Since Reed played jazz he understood the challenges fellow performers faced, so in 1992 the club signed a union contract with Local 802, the “American Federation of Musicians,” to ensure a better living and financial security for musicians. After running the club for nearly 25 years, a prolonged lease dispute between the property owner, Ricky Edmonds, and the Reeds caused the Lenox Lounge close on December 31, 2012. The rent had doubled from 10,000 to 20,000 dollars a month, and they simply could not afford it, so the property was taken over by Richard Notar (who managed the Nobu restaurant chain) to open a jazz venue.
Notar may have had the property, but Alvin Reed made sure that he would not have the club. At midnight, Reed stripped the bar down to a shell of its former state. He took the doors, light fixtures, and the iconic Art Deco facade and sign and moved everything two blocks away to open a new Lenox Lounge at 333 Lenox Ave.
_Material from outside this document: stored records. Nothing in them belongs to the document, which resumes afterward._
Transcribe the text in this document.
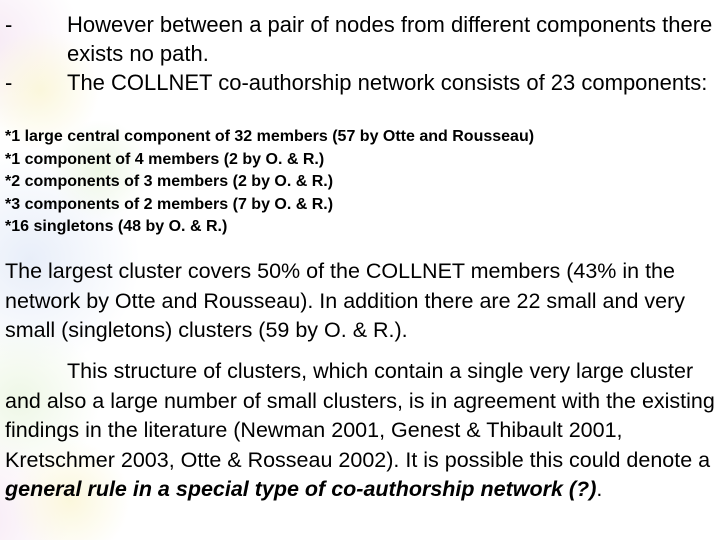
- However between a pair of nodes from different components there exists no path.
- The COLLNET co-authorship network consists of 23 components:
*1 large central component of 32 members (57 by Otte and Rousseau)
*1 component of 4 members (2 by O. & R.)
*2 components of 3 members (2 by O. & R.)
*3 components of 2 members (7 by O. & R.)
*16 singletons (48 by O. & R.)
The largest cluster covers 50% of the COLLNET members (43% in the network by Otte and Rousseau). In addition there are 22 small and very small (singletons) clusters (59 by O. & R.).
This structure of clusters, which contain a single very large cluster and also a large number of small clusters, is in agreement with the existing findings in the literature (Newman 2001, Genest & Thibault 2001, Kretschmer 2003, Otte & Rosseau 2002). It is possible this could denote a general rule in a special type of co-authorship network (?).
Since Reed retained the trademark of the Lenox Lounge (and was not willing transfer it), there was little Notar could do with the property, so he moved on to other ventures. Unfortunately, Reed wasn’t able to keep the Lenox alive at 333 Lenox, and it closed shortly after. The site was never eligible—even though the Upper Manhattan Empowerment Zone tried—for listing on the National Register of Historic Places.
A Continuing Legacy and Lesson
Despite its troubles, the Lenox Lounge still made its stamp in popular culture. Mariah Carey used the backdrop of the Lenox Lounge on the cover of her album, the Zebra Room was used to film the Mad Men pilot, and it was featured in the film American Gangster, Madonna’s music video Secret, and Spike Lee’s film Malcolm X.
The closing of the Lenox Lounge, a devastating loss to Harlem, is an example of the aggressive gentrification tactics that are changing the culture and the tenor of Harlem. Of course, Harlem isn’t unique. Unfortunately, this form of gentrification is playing out to some degree in nearly every American city and as a result there is a continuous loss of important nightclubs and sites—like the Lenox Lounge—that were listed in the Green Book.
To date, nearly 80 percent of these Green Book sites are lost, and less than 5 percent are still operating. The sites that are still with us symbolize survival. It is critical to save the ones that are left because these sites of sanctuary symbolize Black ingenuity, resourcefulness, strength, entrepreneurship, and resilience. They carry a cultural memory with them and reveal the untold story of Black travel, offering us a rich opportunity to reexamine America’s story of segregation, Black migration, and the rise of the Black leisure class.